Lavoro e professione

Dolore e legge 38/2010, Ipasvi: «Infermieri pronti a informare i pazienti»

«La cultura del sollievo è non solo una necessità per soddisfare i bisogni dei pazienti più fragili, ma un dovere morale per gli infermieri. E fare sì che essa si propaghi e venga compresa è un compito non solo meritorio dal punto di vista umano, ma professionalmente caratterizzante per chi, come gli infermieri, ha deciso di dedicare la sua vita al prendersi cura». Barbara Mangiacavalli, presidente della Federazione nazionale Ipasvi, interviene sui risultati dell'indagine elaborata dall'Osservatorio per il monitoraggio della terapia del dolore e Cure palliative della Fondazione nazionale Gigi Ghirotti Onlus in collaborazione con la Fondazione Isal che ha messo in evidenza la scarsissima conoscenza da parte dei cittadini della legge 38/2010 sul dolore e per questo l'ancora più scarso utilizzo delle potenzialità e delle possibilità che essa offre contro il dolore.

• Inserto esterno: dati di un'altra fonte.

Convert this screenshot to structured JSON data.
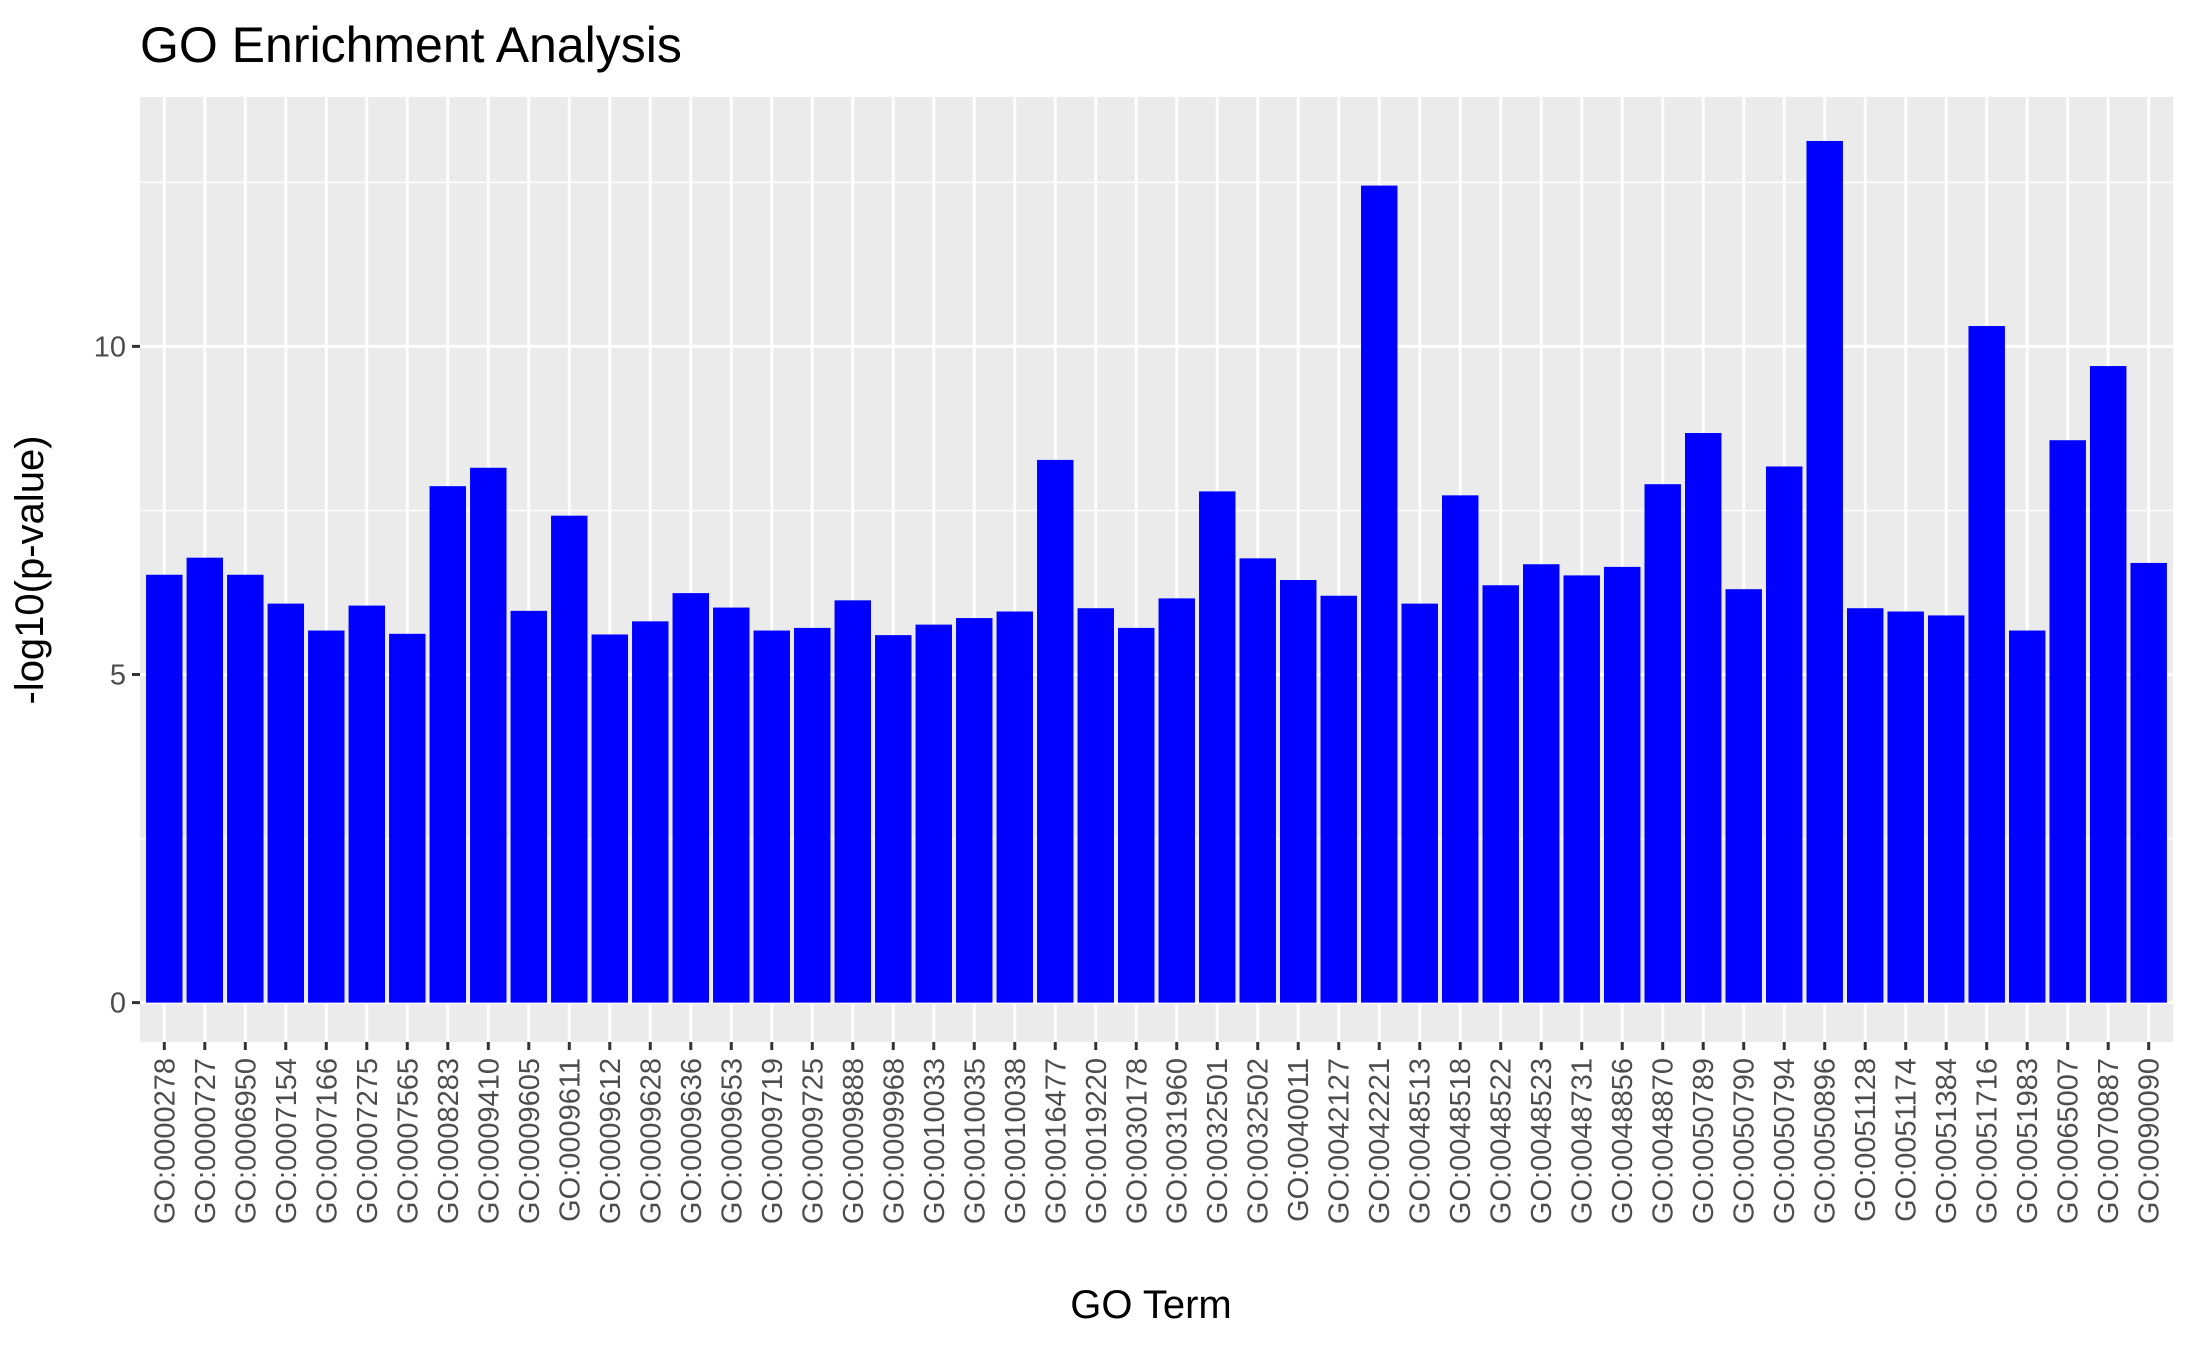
{
  "chart_data": {
    "type": "bar",
    "title": "GO Enrichment Analysis",
    "xlabel": "GO Term",
    "ylabel": "-log10(p-value)",
    "ylim": [
      -0.6,
      13.8
    ],
    "yticks": [
      0,
      5,
      10
    ],
    "bar_color": "#0000ff",
    "panel_color": "#ebebeb",
    "grid_color": "#ffffff",
    "grid": true,
    "categories": [
      "GO:0000278",
      "GO:0000727",
      "GO:0006950",
      "GO:0007154",
      "GO:0007166",
      "GO:0007275",
      "GO:0007565",
      "GO:0008283",
      "GO:0009410",
      "GO:0009605",
      "GO:0009611",
      "GO:0009612",
      "GO:0009628",
      "GO:0009636",
      "GO:0009653",
      "GO:0009719",
      "GO:0009725",
      "GO:0009888",
      "GO:0009968",
      "GO:0010033",
      "GO:0010035",
      "GO:0010038",
      "GO:0016477",
      "GO:0019220",
      "GO:0030178",
      "GO:0031960",
      "GO:0032501",
      "GO:0032502",
      "GO:0040011",
      "GO:0042127",
      "GO:0042221",
      "GO:0048513",
      "GO:0048518",
      "GO:0048522",
      "GO:0048523",
      "GO:0048731",
      "GO:0048856",
      "GO:0048870",
      "GO:0050789",
      "GO:0050790",
      "GO:0050794",
      "GO:0050896",
      "GO:0051128",
      "GO:0051174",
      "GO:0051384",
      "GO:0051716",
      "GO:0051983",
      "GO:0065007",
      "GO:0070887",
      "GO:0090090"
    ],
    "values": [
      6.52,
      6.78,
      6.52,
      6.08,
      5.67,
      6.05,
      5.62,
      7.87,
      8.15,
      5.97,
      7.42,
      5.61,
      5.81,
      6.24,
      6.02,
      5.67,
      5.71,
      6.13,
      5.6,
      5.76,
      5.86,
      5.96,
      8.27,
      6.01,
      5.71,
      6.16,
      7.79,
      6.77,
      6.44,
      6.2,
      12.45,
      6.08,
      7.73,
      6.36,
      6.68,
      6.51,
      6.64,
      7.9,
      8.68,
      6.3,
      8.17,
      13.13,
      6.01,
      5.96,
      5.9,
      10.31,
      5.67,
      8.57,
      9.7,
      6.7
    ]
  }
}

«Il nostro codice deontologico in vigore, ma anche il nuovo in via di definizione che lo sostituirà – prosegue - parla chiaro quando prescrive come ogni nostro professionista “si attiva per prevenire e contrastare il dolore e alleviare la sofferenza. Si adopera affinché l'assistito riceva tutti i trattamenti necessari”, una regola per chi ogni giorno si coordina per aiutare i malati».

«Non c'è momento più forte nell'assistenza ai malati di quello delle cure palliative, in cui gli infermieri mettono in campo oltre le loro competenze cliniche la capacità di caring, di prendersi cura e non solo del paziente, ma di tutta la sua famiglia che con lui vive questi momenti drammatici, di prendersi cura della persona nella sua globalità (anche sociale) e autonomia. L'attenzione si focalizza sull'individuo piuttosto che sulla malattia, per privilegiare la qualità della vita che resta da vivere».

Secondo Mangiacavalli ,«per questo è essenziale e propedeutico alla professione stessa, che gli infermieri imparino a riconoscere oltre a quelli clinici, anche i bisogni assistenziali ed emotivi dei pazienti e delle loro famiglie, sappiano affrontare il dolore e sappiano gestire il prima, il durante, ma anche il “dopo”, rispetto a problematiche diverse da quelle dell'assistenza in acuzie e in post-acuzie. E per questo è indispensabile, dati anche i risultati sull'informazione che il paziente ha dei suoi diritti e delle sue possibilità di cura, che gli infermieri siano coinvolti in prima persona oltre che nell'assistenza anche nell'informazione e nell'educazione ai malati che soffrono».

«Le cure palliative – sottolinea la presidente Ipasvi - rappresentano dal punto di vista professionale anche un modello di implementazione delle competenze infermieristiche, come esempio per articolare i futuri percorsi di carriera e un modello per il mondo sanitario: dare appropriatezza al percorso assistenziale che l'infermiere compie di fronte a questi malati è non solo la manifestazione più evidente del suo dovere professionale, ma anche di quello morale che ha deciso di fare proprio nel momento stesso in cui ha scelto la professione».

«Noi infermieri – conclude - sappiamo ascoltare i pazienti, li sappiamo capire e li aiutiamo oltre che dal punto di vista clinico anche da quello psicologico che in momenti di grave criticità rappresenta una componete essenziale dell'assistenza. E siamo, vogliamo e chiediamo di essere coinvolti in questa attività come l'espressione del necessario, anzi direi ormai indispensabile, insostituibile e ineludibile lavoro in team, priorità per ogni professionista dedicato ad affrontare accanto ai pazienti il loro dolore, con l'unico obiettivo da raggiungere ben identificato nel benessere del malato che va anche al di là del momento dell'acuzie e dell'emergenza».